Thursday, April 25, 2013

Mike Bloomberg and Me on Telecommuting


Boy, am I in trouble. If Mike Bloomberg had his druthers, telecommuting surely would go the way of the 30-ounce soda. Mr. Bloomberg is quoted in both the New York Daily News and the Daily Mail as saying, “telecommuting is the dumbest idea I ever heard.”
Now, granted he’s a mayor and an entrepreneur and a very, very rich guy which I suppose makes him smarter than I am. But surely he’s heard dumber ideas somewhere. For one thing, he has been known to associate with Republicans. He must have heard some of their “ideas.”
And he’s a philanthropist and a great supporter of the arts. Have not any Damien Hirst or Christo projects wafted in his direction?
He laments the fact that when you work at home you don’t get a chance to hang around the water cooler. And that, as everyone knows, is where all the great ideas come from – – the chance meeting, the exchange of confidences, the meaningful arched eyebrow. It’s a wonder anybody has time for an office pool.
It doesn’t matter that the classic water cooler seems to have gone the way of the stagecoach. Oh, water coolers still exist; but they are not oases at which nomadic office workers gather. They are in kitchen hutches that also contain microwaves and fridges. The better to eat at your desk, my dear. One would think that the idea-generating, random, colliding trajectories so revered by Mr. Bloomberg and that Yahoo lady were some kind of CERN supercollider. Ha!
Furtive little runs to the kitchen hutch – – I mean the watercooler – – are not likely to yield the great synergy that, on previous occasions, rewarded us with the startling concept of combining peanut butter with chocolate.

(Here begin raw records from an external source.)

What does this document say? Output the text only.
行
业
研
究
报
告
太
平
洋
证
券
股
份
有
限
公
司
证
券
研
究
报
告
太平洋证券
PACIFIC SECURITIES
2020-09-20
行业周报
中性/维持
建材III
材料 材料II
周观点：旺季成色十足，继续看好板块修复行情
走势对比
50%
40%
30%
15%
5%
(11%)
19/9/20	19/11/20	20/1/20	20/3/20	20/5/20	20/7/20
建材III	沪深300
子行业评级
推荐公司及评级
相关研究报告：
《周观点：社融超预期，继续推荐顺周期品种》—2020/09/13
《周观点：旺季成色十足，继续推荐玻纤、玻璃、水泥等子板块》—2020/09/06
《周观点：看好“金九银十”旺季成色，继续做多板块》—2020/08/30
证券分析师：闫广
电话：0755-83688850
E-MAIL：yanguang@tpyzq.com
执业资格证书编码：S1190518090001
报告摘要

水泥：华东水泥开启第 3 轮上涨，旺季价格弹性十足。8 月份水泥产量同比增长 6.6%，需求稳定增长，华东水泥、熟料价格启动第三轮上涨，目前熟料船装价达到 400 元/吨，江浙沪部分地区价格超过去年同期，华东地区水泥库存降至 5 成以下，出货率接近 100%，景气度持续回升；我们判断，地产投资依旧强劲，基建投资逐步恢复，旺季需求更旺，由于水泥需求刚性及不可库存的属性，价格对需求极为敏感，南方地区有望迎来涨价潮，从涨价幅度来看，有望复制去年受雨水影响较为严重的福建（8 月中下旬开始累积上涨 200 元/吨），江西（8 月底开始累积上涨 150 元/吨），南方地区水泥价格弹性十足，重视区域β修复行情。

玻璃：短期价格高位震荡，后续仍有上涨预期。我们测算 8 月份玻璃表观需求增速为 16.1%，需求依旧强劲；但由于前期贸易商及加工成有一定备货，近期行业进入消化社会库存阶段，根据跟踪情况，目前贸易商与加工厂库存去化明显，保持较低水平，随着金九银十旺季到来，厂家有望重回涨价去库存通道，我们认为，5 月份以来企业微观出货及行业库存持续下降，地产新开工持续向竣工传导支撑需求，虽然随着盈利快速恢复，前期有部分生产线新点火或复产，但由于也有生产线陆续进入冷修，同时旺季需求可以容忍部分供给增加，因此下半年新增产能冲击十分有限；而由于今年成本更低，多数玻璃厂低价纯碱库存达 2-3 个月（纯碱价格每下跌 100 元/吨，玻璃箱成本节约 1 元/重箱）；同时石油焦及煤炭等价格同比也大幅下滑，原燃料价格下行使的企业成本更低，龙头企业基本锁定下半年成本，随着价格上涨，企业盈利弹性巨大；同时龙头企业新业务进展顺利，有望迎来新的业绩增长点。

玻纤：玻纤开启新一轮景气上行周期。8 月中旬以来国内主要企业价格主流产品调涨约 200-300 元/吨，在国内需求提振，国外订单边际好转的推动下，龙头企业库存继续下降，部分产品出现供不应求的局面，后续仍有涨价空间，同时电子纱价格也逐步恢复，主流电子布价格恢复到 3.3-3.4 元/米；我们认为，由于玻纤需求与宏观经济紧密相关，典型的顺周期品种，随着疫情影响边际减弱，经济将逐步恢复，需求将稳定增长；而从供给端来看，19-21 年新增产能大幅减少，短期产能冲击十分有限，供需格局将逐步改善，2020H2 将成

But what about the poor homebound, isolated telecommuters. Well we know they’re more productive because they are not enslaved by the 9 to 5 shackles. (Instead they’re enslaved by the 8 a.m. to midnight shackles.) It’s true they are deprived of seeing their colleagues hydrate themselves, and thereby miss the inevitable inspiration. But they get to be in the world, walk in the park, listen to music, see and speak with people who have entirely different world views and experiences. Also, many successful telecommuting programs encourage the remote personnel to come into the office one or two days a week. Why, it’s almost like combining peanut butter and chocolate.
A lot of resistance to telecommuting has come from those managers who aren’t comfortable with supervising people they can’t see. The grand spectacle of people at their desks for the proscribed period of time means more to these managers than timeliness, quantity, and quality of the work. Now that’s a dumb idea.